Am 2022-05-17 17:09, schrieb [email protected]:
https://bz.apache.org/SpamAssassin/show_bug.cgi?id=7987
--- Comment #27 from Michael Storz <[email protected]> ---
(In reply to Henrik Krohns from comment #24)
(In reply to Michael Storz from comment #23)
> Great work! Are you now ready to switch from the brute force algorithm to a
> deterministic algorithm? I am not sure which of the two algorithms would be
> faster. That needs to be tested.
It should not matter if I'm ready or not. If you have something, then
share
it for everyone. :-)
Ok, let's see if the change leads to better performance or not. The
idea is
really simple, no big surprise, no fancy algorithm :-)
Each meta rule needs a counter with the number of dependent rules. For
each
rule, an array is created with all meta rules that depend on that rule.
When a
rule has finished, got_hit/got_mis/rule_ready, it decrements the
counter of
each dependent meta rule. If the counter is 0, then the meta rule is
moved from
meta_pending to meta_ready queue. The meta_ready queue is then
processed by
do_meta_tests.
Alternative: Instead of moving the meta rule, it is executed
immediately. The
do_meta_tests subroutine then becomes redundant (what to do with the
reuse part
then, I have no idea).
In the end, the leftover meta-rules must then be handled with
finish_meta_tests.
A few code fragments for clarification:
sub compile_meta_rules
foreach my $name (keys %{$conf->{tests}}) {
...
$conf->{meta_dep_count}->{$name} = scalar @{$rule_deps{$name}};
foreach my $rulename (@{$rule_deps{$name}}) {
push @{$conf->{rule_dependencies}->{$rulename}}, $name;
}
}
---------------------------------------
got_hit/got_miss/rule_ready
foreach my $meta_rule (@{$conf->{rule_dependencies}->{$rulename}) {
move_meta_p2r($meta_rule) unless
--$conf->{meta_dep_count}->{$meta_rule};
}
foreach my $meta_rule (@{$conf->{rule_dependencies}->{$rulename}) {
run_meta_rule($meta_rule) unless
--$conf->{meta_dep_count}->{$meta_rule};
}
run_meta_rule like do_meta_tests + delete
$pms->{meta_pending}->{$meta_rule}
sub do_meta_tests {
my ($self, $pms, $priority) = @_;
...
return if $self->{am_compiling}; # nothing to compile here
my $mr = $pms->{meta_ready};
my $mt = $pms->{conf}->{meta_tests};
my $h = $pms->{tests_already_hit};
while (my $rulename = shift @$mr) {
# Metasubs look like ($_[1]->{$rulename}||($_[2]->{$rulename}?1:0))
...
my $result = $mt->{$rulename}->($pms, $h, {});
if ($result) {
dbg("rules: ran meta rule $rulename ======> got hit ($result)");
$pms->got_hit($rulename, '', ruletype => 'meta', value =>
$result);
} else {
dbg("rules-all: ran meta rule $rulename, no hit") if
$would_log_rules_all;
$pms->got_miss($rulename); # mark meta done
}
}
}
Performance: The standard ruleset of SpamAssassin includes about 3,000
rules. One third of these are meta rules. The performance of the
evaluation of the meta rules therefore matters.
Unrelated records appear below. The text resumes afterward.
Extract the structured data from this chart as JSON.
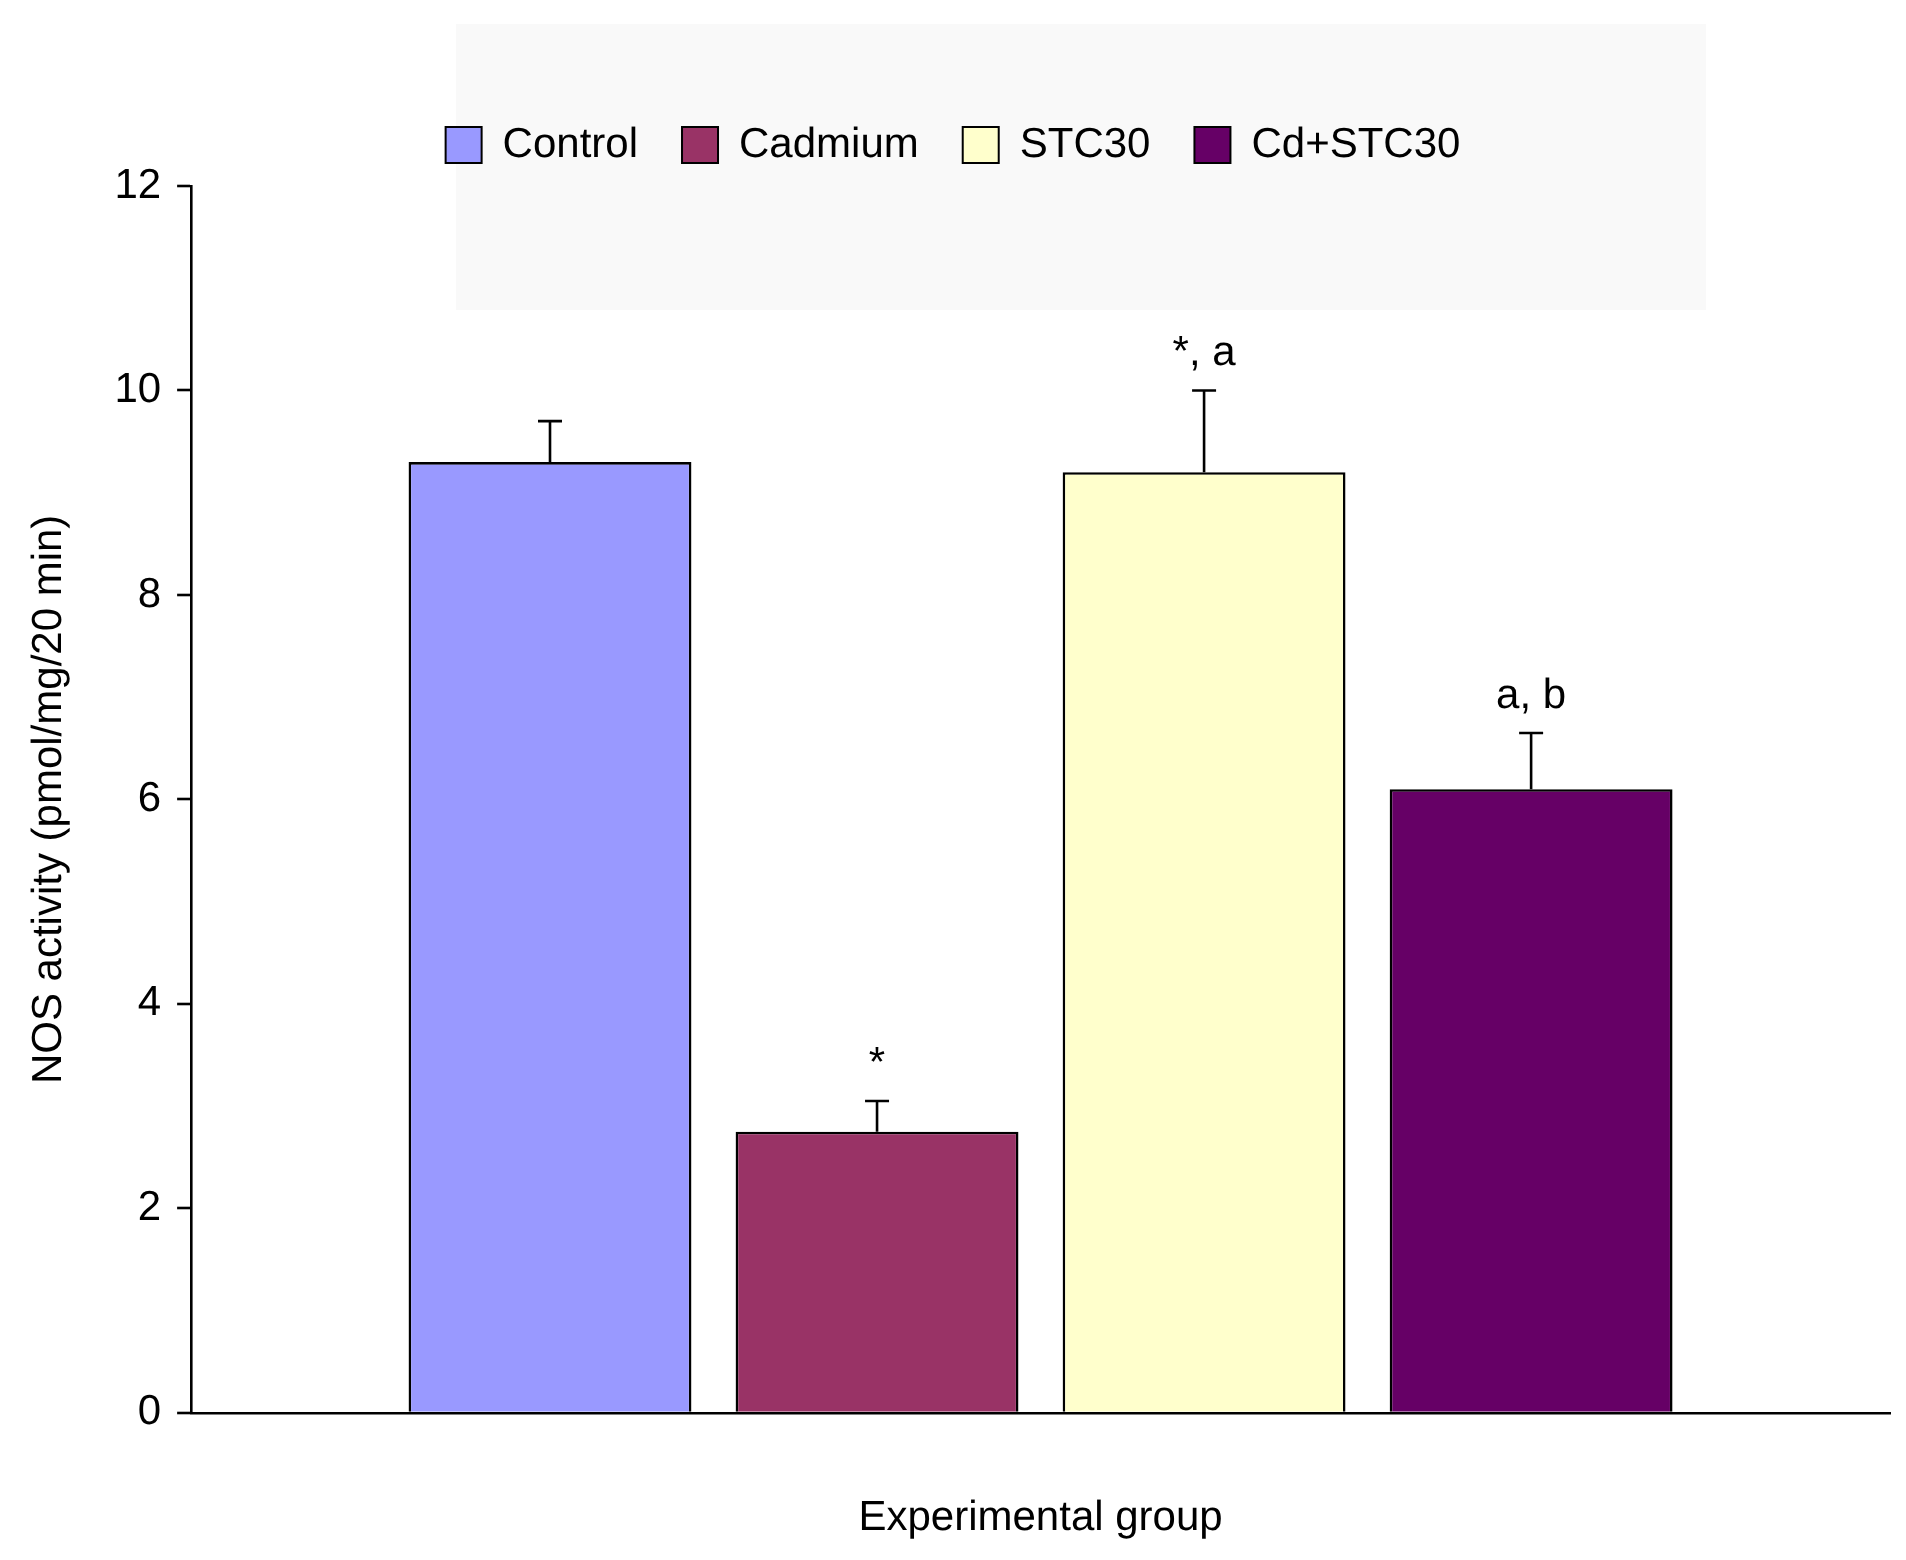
{
  "chart_data": {
    "type": "bar",
    "xlabel": "Experimental group",
    "ylabel": "NOS activity (pmol/mg/20 min)",
    "categories": [
      null
    ],
    "series": [
      {
        "name": "Control",
        "color": "#9999ff",
        "values": [
          9.3
        ],
        "errors": [
          0.4
        ]
      },
      {
        "name": "Cadmium",
        "color": "#993366",
        "values": [
          2.75
        ],
        "errors": [
          0.3
        ],
        "value_labels": [
          "*"
        ]
      },
      {
        "name": "STC30",
        "color": "#ffffcc",
        "values": [
          9.2
        ],
        "errors": [
          0.8
        ],
        "value_labels": [
          "*, a"
        ]
      },
      {
        "name": "Cd+STC30",
        "color": "#660066",
        "values": [
          6.1
        ],
        "errors": [
          0.55
        ],
        "value_labels": [
          "a, b"
        ]
      }
    ],
    "ylim": [
      0,
      12
    ],
    "yticks": [
      0,
      2,
      4,
      6,
      8,
      10,
      12
    ],
    "grid": false,
    "legend": "top"
  }
}
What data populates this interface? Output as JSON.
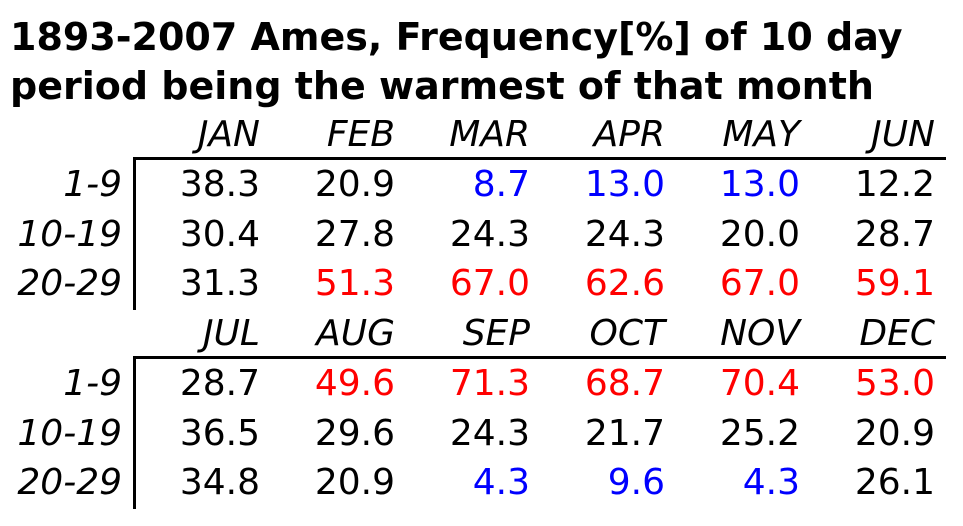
{
  "title_lines": [
    "1893-2007 Ames, Frequency[%] of 10 day",
    "period being the warmest of that month"
  ],
  "colors": {
    "high": "#ff0000",
    "low": "#0000ff",
    "normal": "#000000"
  },
  "row_labels": [
    "1-9",
    "10-19",
    "20-29"
  ],
  "chart_data": {
    "type": "table",
    "title": "1893-2007 Ames, Frequency[%] of 10 day period being the warmest of that month",
    "columns": [
      "JAN",
      "FEB",
      "MAR",
      "APR",
      "MAY",
      "JUN",
      "JUL",
      "AUG",
      "SEP",
      "OCT",
      "NOV",
      "DEC"
    ],
    "rows": [
      "1-9",
      "10-19",
      "20-29"
    ],
    "blocks": [
      {
        "months": [
          "JAN",
          "FEB",
          "MAR",
          "APR",
          "MAY",
          "JUN"
        ],
        "values": [
          [
            "38.3",
            "20.9",
            "8.7",
            "13.0",
            "13.0",
            "12.2"
          ],
          [
            "30.4",
            "27.8",
            "24.3",
            "24.3",
            "20.0",
            "28.7"
          ],
          [
            "31.3",
            "51.3",
            "67.0",
            "62.6",
            "67.0",
            "59.1"
          ]
        ],
        "highlight": [
          [
            "normal",
            "normal",
            "low",
            "low",
            "low",
            "normal"
          ],
          [
            "normal",
            "normal",
            "normal",
            "normal",
            "normal",
            "normal"
          ],
          [
            "normal",
            "high",
            "high",
            "high",
            "high",
            "high"
          ]
        ]
      },
      {
        "months": [
          "JUL",
          "AUG",
          "SEP",
          "OCT",
          "NOV",
          "DEC"
        ],
        "values": [
          [
            "28.7",
            "49.6",
            "71.3",
            "68.7",
            "70.4",
            "53.0"
          ],
          [
            "36.5",
            "29.6",
            "24.3",
            "21.7",
            "25.2",
            "20.9"
          ],
          [
            "34.8",
            "20.9",
            "4.3",
            "9.6",
            "4.3",
            "26.1"
          ]
        ],
        "highlight": [
          [
            "normal",
            "high",
            "high",
            "high",
            "high",
            "high"
          ],
          [
            "normal",
            "normal",
            "normal",
            "normal",
            "normal",
            "normal"
          ],
          [
            "normal",
            "normal",
            "low",
            "low",
            "low",
            "normal"
          ]
        ]
      }
    ]
  }
}
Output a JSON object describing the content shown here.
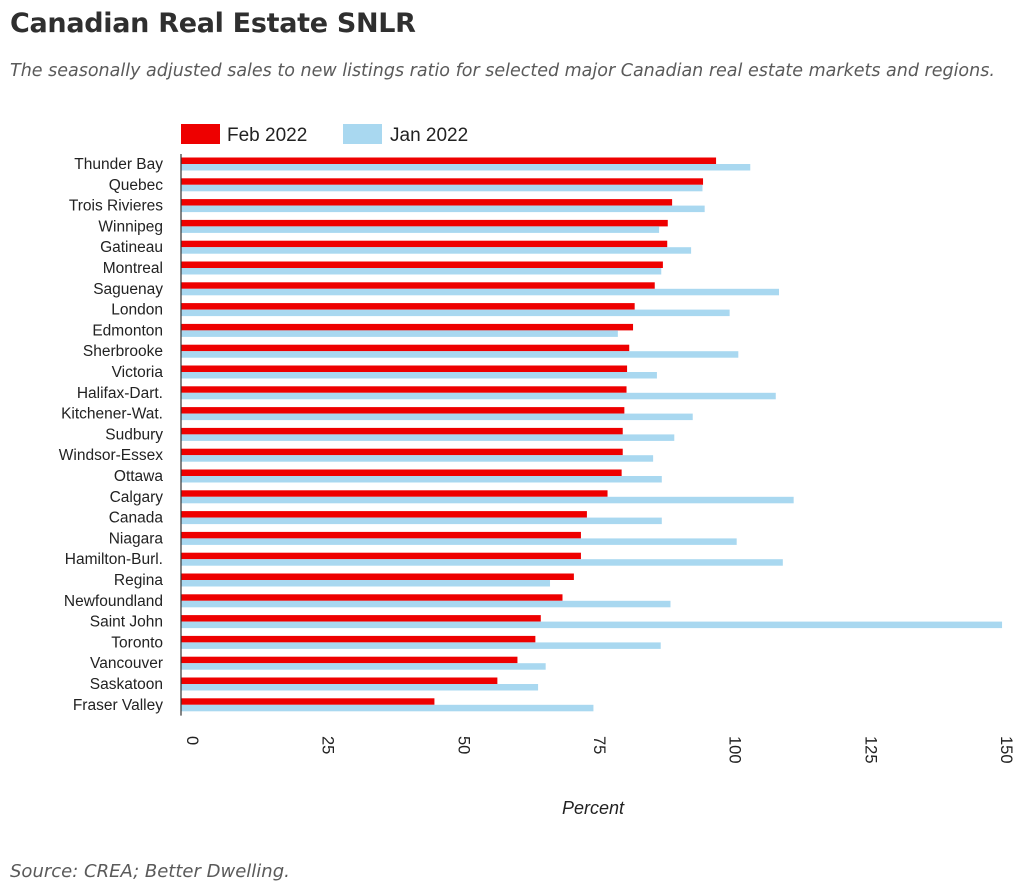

My code fragments with move_meta_p2r and run_meta_rule would therefore
degrade performance if these were actually implemented as subroutine
calls, since about 1,000 additional subroutine calls would then be made.
The immediate execution of meta rules by run_meta_rule makes little
sense, since we do not short-circuit the boolean expressions of the meta
rules. Short-circuit would only bring something, if then in consequence
large parts of the rules would not be evaluated any more.
Therefore only move_meta_p2r comes into question. move_meta_p2r can be
implemented as the two statements add ready + delete pending.
In do_meta_tests we then have the set of ready meta rules. Instead of
processing them individually, which would mean executing 1,000
subroutine calls, we can now generate subroutines that execute many meta
rules at once, analogous to the procedure for the header tests. This
could reduce the number of calls to a handful and would boost
performance.
Michael